2) Identify sources of ion cross talk.
3) Describe effects of ionization energy on analyte fragmentation.
4) List analyte match criteria to improve assay specificity.

Is perfect precision possible? This practical training session makes the case for sample preparation as the chief determinant of controlling assay precision and getting as close as possible. We’ll walk through key fundamental practices and experiments to maximize the analytical control of your assay. During the session we’ll cover pipetting strategies, internal standards, dilution strategies, carryover control, and ruggedness by design. Throughout the session we’ll use brief clinical case vignettes to show how “prep first” thinking increases the quality of your clinical batches, therefore reducing sample re-extractions and maintaining proper turn around time. Lastly, we’ll briefly compare standard sample cleanup choices such as protein precipitation, phospholipid removal, and SPE through the lenses of measurement requirements, turnaround time, automation, safety, and cost.
This session is not an all-encompassing guide to sample preparation; rather, it equips you with a practical toolkit to design, execute, and interpret the highest-impact experiments first.

Take home “Pearls”
1) Attendees will learn key experiments design assays with tight analytical control.
2) Contextualize real-life examples to key experiments discussed.
3) Compare/contrast common extraction prep schemes and balancing measurement requirements with workflow needs like speed, automation compatibility, safety, and cost.

To provide best practices for development, validation and implementation of MS methods for the quantitation of therapeutic monoclonal antibodies (tmAbs). The goal of this session is not to provide method specific details from our published methods, but instead to share the lessons learned as we streamlined our pipeline for TDM for new tmAbs. Multiple methods have been utilized for the enrichment of tmAbs to include enriching either all immunoglobulins, a class or subclass, or for a specific antibody. Automation efficiencies has been implemented at various stages. Detection has included either peptide or light chain from the tmAb of interest. Instrumentation has spanned MALDI for screening to single or multiplex HPLC systems connected to either a triple quad, orbitrap or time of flight MS for quantitation. The speakers will share some of the headaches, best practices and innovations of being at the forefront of a new analyte, extraction method or platform.

Take Home Pearls:

1. Describe best practices that improve assay accuracy and precision, including matrix selection, internal standard usage, and selection of appropriate reference materials.
2. Explain how antibody type (chimeric, humanized, subclass specific) influences method selection for clinical therapeutic drug monitoring.
3. Identify key factors that determine appropriate enrichment and detection strategies for quantitating therapeutic monoclonal antibodies using mass spectrometry.
4. Differentiate the advantages and limitations of peptide based versus intact light chain mass spectrometric detection across available instrument platforms (triple quad, orbitrap, TOF, MALDI).
5. Outline a streamlined development pathway for implementing new monoclonal antibody quantitation assays in a clinical laboratory setting.

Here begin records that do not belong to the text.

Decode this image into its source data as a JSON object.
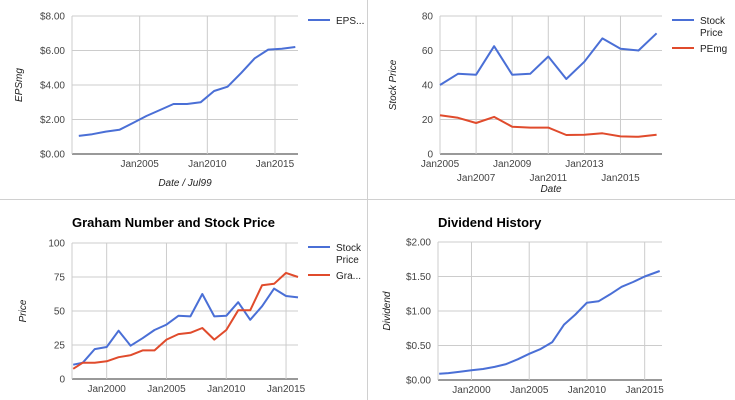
{
  "chart_data": [
    {
      "type": "line",
      "title": "",
      "xlabel": "Date / Jul99",
      "ylabel": "EPSmg",
      "xlim": [
        2000.0,
        2016.7
      ],
      "ylim": [
        0,
        8
      ],
      "xticks": [
        {
          "v": 2005,
          "label": "Jan2005"
        },
        {
          "v": 2010,
          "label": "Jan2010"
        },
        {
          "v": 2015,
          "label": "Jan2015"
        }
      ],
      "yticks": [
        {
          "v": 0,
          "label": "$0.00"
        },
        {
          "v": 2,
          "label": "$2.00"
        },
        {
          "v": 4,
          "label": "$4.00"
        },
        {
          "v": 6,
          "label": "$6.00"
        },
        {
          "v": 8,
          "label": "$8.00"
        }
      ],
      "legend": "top-right",
      "series": [
        {
          "name": "EPS...",
          "color": "#4a6fd6",
          "x": [
            2000.5,
            2001.5,
            2002.5,
            2003.5,
            2004.5,
            2005.5,
            2006.5,
            2007.5,
            2008.5,
            2009.5,
            2010.5,
            2011.5,
            2012.5,
            2013.5,
            2014.5,
            2015.5,
            2016.5
          ],
          "y": [
            1.05,
            1.15,
            1.3,
            1.4,
            1.8,
            2.2,
            2.55,
            2.9,
            2.9,
            3.0,
            3.65,
            3.9,
            4.7,
            5.55,
            6.05,
            6.1,
            6.2
          ]
        }
      ]
    },
    {
      "type": "line",
      "title": "",
      "xlabel": "Date",
      "ylabel": "Stock Price",
      "xlim": [
        2005,
        2017.3
      ],
      "ylim": [
        0,
        80
      ],
      "xticks": [
        {
          "v": 2005,
          "label": "Jan2005",
          "row": 1
        },
        {
          "v": 2007,
          "label": "Jan2007",
          "row": 2
        },
        {
          "v": 2009,
          "label": "Jan2009",
          "row": 1
        },
        {
          "v": 2011,
          "label": "Jan2011",
          "row": 2
        },
        {
          "v": 2013,
          "label": "Jan2013",
          "row": 1
        },
        {
          "v": 2015,
          "label": "Jan2015",
          "row": 2
        }
      ],
      "yticks": [
        {
          "v": 0,
          "label": "0"
        },
        {
          "v": 20,
          "label": "20"
        },
        {
          "v": 40,
          "label": "40"
        },
        {
          "v": 60,
          "label": "60"
        },
        {
          "v": 80,
          "label": "80"
        }
      ],
      "legend": "top-right",
      "series": [
        {
          "name": "Stock Price",
          "color": "#4a6fd6",
          "x": [
            2005,
            2006,
            2007,
            2008,
            2009,
            2010,
            2011,
            2012,
            2013,
            2014,
            2015,
            2016,
            2017
          ],
          "y": [
            40,
            46.5,
            46,
            62.5,
            46,
            46.5,
            56.5,
            43.5,
            53.5,
            67,
            61,
            60,
            70
          ]
        },
        {
          "name": "PEmg",
          "color": "#e04b2c",
          "x": [
            2005,
            2006,
            2007,
            2008,
            2009,
            2010,
            2011,
            2012,
            2013,
            2014,
            2015,
            2016,
            2017
          ],
          "y": [
            22.5,
            21,
            18,
            21.5,
            15.8,
            15.3,
            15.3,
            11,
            11.2,
            12,
            10.2,
            10,
            11.2
          ]
        }
      ]
    },
    {
      "type": "line",
      "title": "Graham Number and Stock Price",
      "xlabel": "",
      "ylabel": "Price",
      "xlim": [
        1997.1,
        2016
      ],
      "ylim": [
        0,
        100
      ],
      "xticks": [
        {
          "v": 2000,
          "label": "Jan2000"
        },
        {
          "v": 2005,
          "label": "Jan2005"
        },
        {
          "v": 2010,
          "label": "Jan2010"
        },
        {
          "v": 2015,
          "label": "Jan2015"
        }
      ],
      "yticks": [
        {
          "v": 0,
          "label": "0"
        },
        {
          "v": 25,
          "label": "25"
        },
        {
          "v": 50,
          "label": "50"
        },
        {
          "v": 75,
          "label": "75"
        },
        {
          "v": 100,
          "label": "100"
        }
      ],
      "legend": "top-right",
      "series": [
        {
          "name": "Stock Price",
          "color": "#4a6fd6",
          "x": [
            1997.2,
            1998,
            1999,
            2000,
            2001,
            2002,
            2003,
            2004,
            2005,
            2006,
            2007,
            2008,
            2009,
            2010,
            2011,
            2012,
            2013,
            2014,
            2015,
            2016
          ],
          "y": [
            10.5,
            12,
            22,
            23.5,
            35.5,
            24.5,
            30,
            36,
            40,
            46.5,
            46,
            62.5,
            46,
            46.5,
            56.5,
            43.5,
            53.5,
            66.5,
            61,
            60
          ]
        },
        {
          "name": "Gra...",
          "color": "#e04b2c",
          "x": [
            1997.2,
            1998,
            1999,
            2000,
            2001,
            2002,
            2003,
            2004,
            2005,
            2006,
            2007,
            2008,
            2009,
            2010,
            2011,
            2012,
            2013,
            2014,
            2015,
            2016
          ],
          "y": [
            7.5,
            12,
            12,
            13,
            16,
            17.5,
            21,
            21,
            29,
            33,
            34,
            37.5,
            29,
            36,
            50.5,
            50.5,
            69,
            70,
            78,
            75
          ]
        }
      ]
    },
    {
      "type": "line",
      "title": "Dividend History",
      "xlabel": "",
      "ylabel": "Dividend",
      "xlim": [
        1997.1,
        2016.5
      ],
      "ylim": [
        0,
        2
      ],
      "xticks": [
        {
          "v": 2000,
          "label": "Jan2000"
        },
        {
          "v": 2005,
          "label": "Jan2005"
        },
        {
          "v": 2010,
          "label": "Jan2010"
        },
        {
          "v": 2015,
          "label": "Jan2015"
        }
      ],
      "yticks": [
        {
          "v": 0,
          "label": "$0.00"
        },
        {
          "v": 0.5,
          "label": "$0.50"
        },
        {
          "v": 1,
          "label": "$1.00"
        },
        {
          "v": 1.5,
          "label": "$1.50"
        },
        {
          "v": 2,
          "label": "$2.00"
        }
      ],
      "legend": "none",
      "series": [
        {
          "name": "",
          "color": "#4a6fd6",
          "x": [
            1997.2,
            1998,
            1999,
            2000,
            2001,
            2002,
            2003,
            2004,
            2005,
            2006,
            2007,
            2008,
            2009,
            2010,
            2011,
            2012,
            2013,
            2014,
            2015,
            2016.3
          ],
          "y": [
            0.09,
            0.1,
            0.12,
            0.14,
            0.16,
            0.19,
            0.23,
            0.3,
            0.38,
            0.45,
            0.55,
            0.8,
            0.95,
            1.12,
            1.14,
            1.24,
            1.35,
            1.42,
            1.5,
            1.58
          ]
        }
      ]
    }
  ]
}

Planned publication of a revision of C-62: Liquid Chromatography-Mass Spectrometry Methods by CLSI is set for August of 2026. The third edition of this document includes significant revisions and additions to the best practice guidance for LC-MS in the medical laboratory. This workshop will initiate discussion on the updates, providing attendees with up-to-date information and background on the new recommendations with members of the C62 document committee.

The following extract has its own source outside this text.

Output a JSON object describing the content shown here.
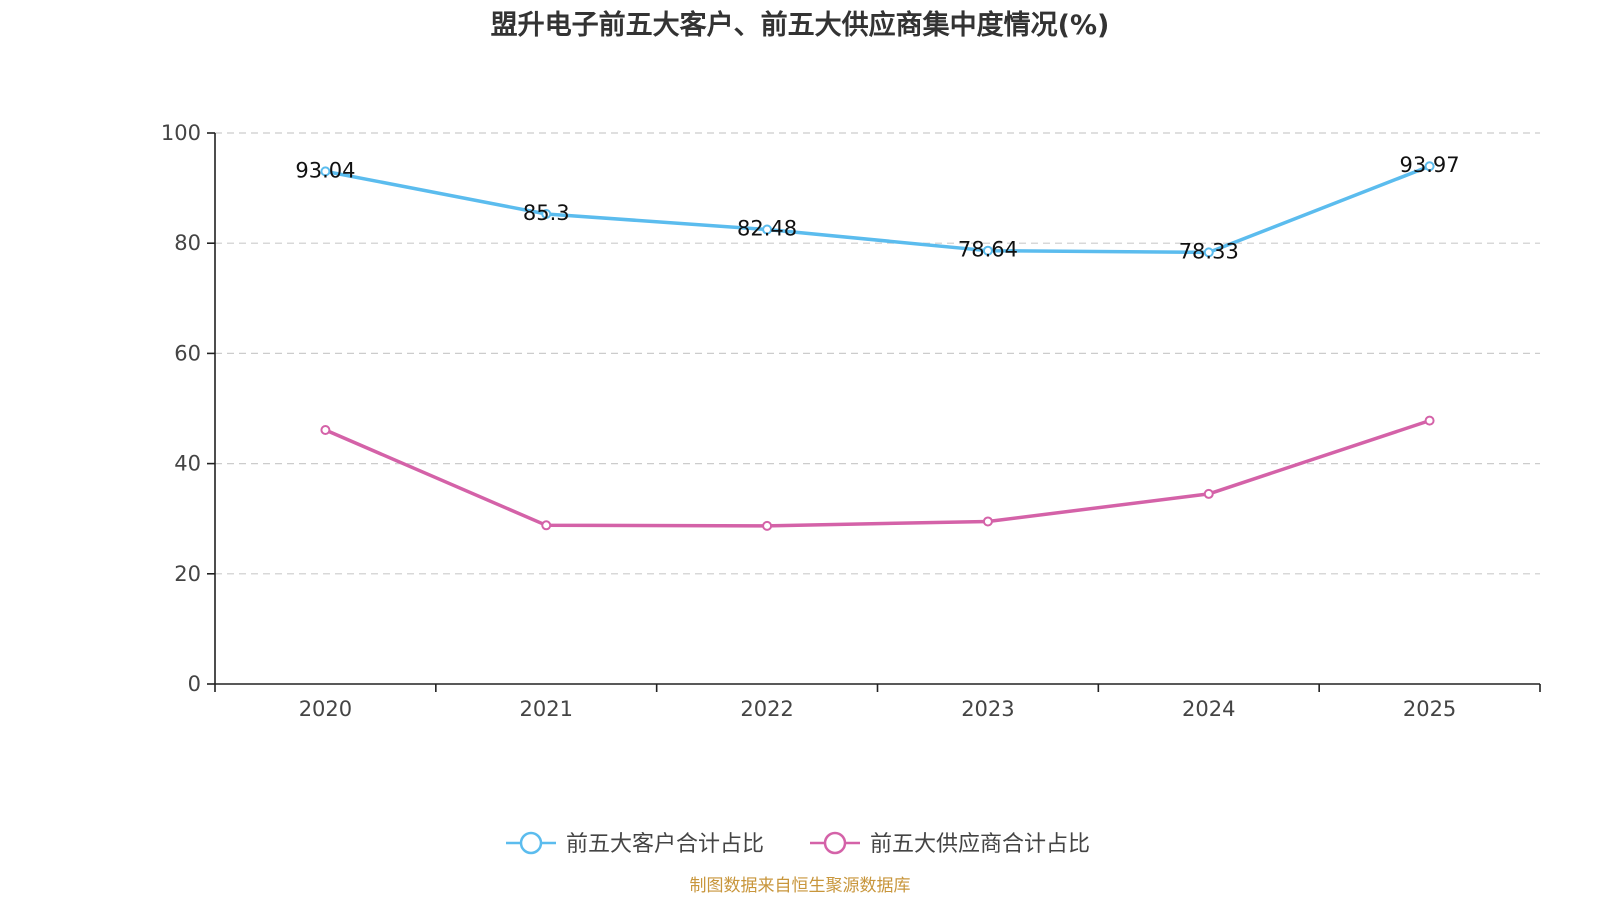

Take home pearls: Attendees will be given constructive information addressing the following features included in the C62-A3 revision:

1.) Updated performance metrics (Signal-to-noise/LoD/LoB/LLMI/ULMI).
2.) Clarification of LC-MS specific constraints to CLSI Evaluation Protocols (EP docs).
3.) Detailed Applications of Ion Ratios (e.g. different modes of acceptable range generation).
4.) Processes of verification of critical reagents.
5.) Quality controls for multiplexed analysis.